Les fantômes surgissent. Les plans prennent du relief et l’on voudrait aussi prendre du recul mais l’on n’ose.

Chaque échelon devient la dérobade d’un pied. Un Faux Pas. Pas encore la chute, la bouteille de vin monte.

Le pinceau devient gouge. Des aspérités illusoires ou des trous, des vides, des creux, des crevasses aux confins-mêmes des gouffres rigidifient les bras. La brosse hésite à travailler à plat. Des doigts à l’oeil, la crampe se propage, crampe molle toujours plus perfectible prolongeant l’éternelle ascension.

Ne pas être trop tard et tomber car la peau poisse.

A mi-hauteur, trop peu et beaucoup trop, l’empreinte digitale marque à jamais l’endroit où la vie fuit la mort. Jamais non, plus jamais, je ne ferai carrière dans l’entreprise dont les parois exigent que l’on peigne blanc pour plaire, et disparaître.
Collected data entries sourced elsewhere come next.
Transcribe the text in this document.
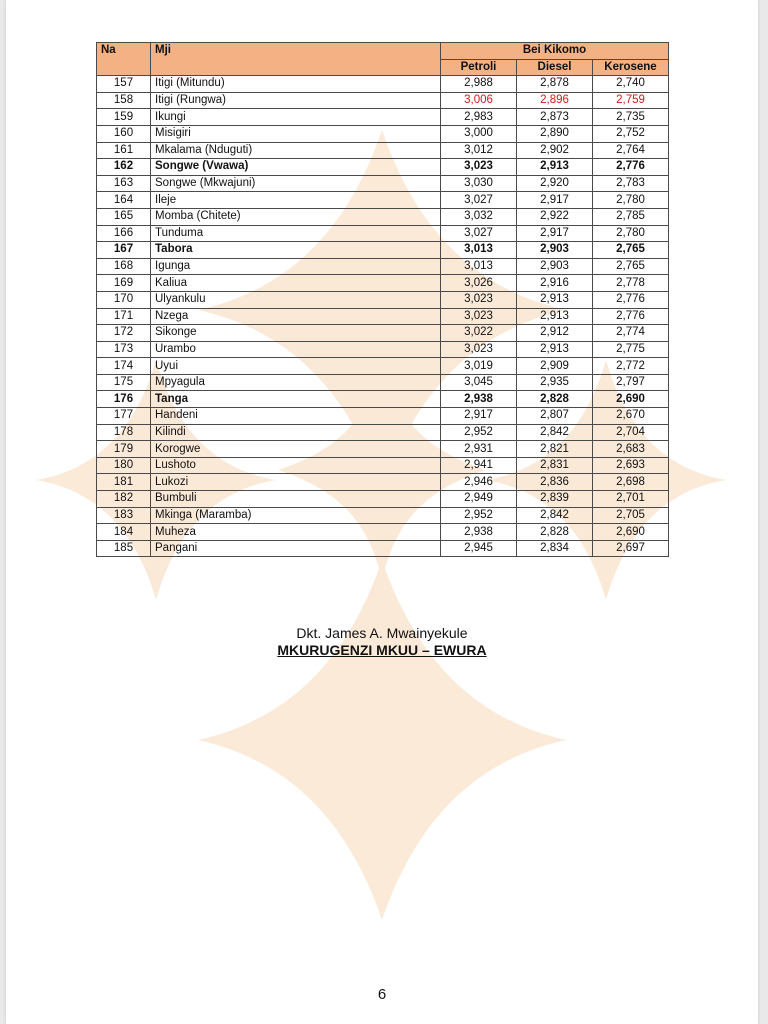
Na	Mji	Bei Kikomo		
		Petroli	Diesel	Kerosene
157	Itigi (Mitundu)	2,988	2,878	2,740
158	Itigi (Rungwa)	3,006	2,896	2,759
159	Ikungi	2,983	2,873	2,735
160	Misigiri	3,000	2,890	2,752
161	Mkalama (Nduguti)	3,012	2,902	2,764
162	Songwe (Vwawa)	3,023	2,913	2,776
163	Songwe (Mkwajuni)	3,030	2,920	2,783
164	Ileje	3,027	2,917	2,780
165	Momba (Chitete)	3,032	2,922	2,785
166	Tunduma	3,027	2,917	2,780
167	Tabora	3,013	2,903	2,765
168	Igunga	3,013	2,903	2,765
169	Kaliua	3,026	2,916	2,778
170	Ulyankulu	3,023	2,913	2,776
171	Nzega	3,023	2,913	2,776
172	Sikonge	3,022	2,912	2,774
173	Urambo	3,023	2,913	2,775
174	Uyui	3,019	2,909	2,772
175	Mpyagula	3,045	2,935	2,797
176	Tanga	2,938	2,828	2,690
177	Handeni	2,917	2,807	2,670
178	Kilindi	2,952	2,842	2,704
179	Korogwe	2,931	2,821	2,683
180	Lushoto	2,941	2,831	2,693
181	Lukozi	2,946	2,836	2,698
182	Bumbuli	2,949	2,839	2,701
183	Mkinga (Maramba)	2,952	2,842	2,705
184	Muheza	2,938	2,828	2,690
185	Pangani	2,945	2,834	2,697
Dkt. James A. Mwainyekule
MKURUGENZI MKUU – EWURA
6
Sur l’échelle à côté, vacillante plus encore, je regarderai mon frère et d’autres ouvriers faire crever de fatigue les montants vermoulus, simulant au ralenti une progression d’échasses.

Echarde dans le coeur, je gagnais de l’argent. La peinture en bâtiment fut ma grande misère. Façades et corniches, je vous hais à présent, et les maisons et les ruines, les rumeurs de la pierre.

Pour occulter le monde, je veux tout en fenêtres. Ne sois pas peintre mon fils. Deviens dans le néant des plus pures lumières, l’artisan d’un reflet.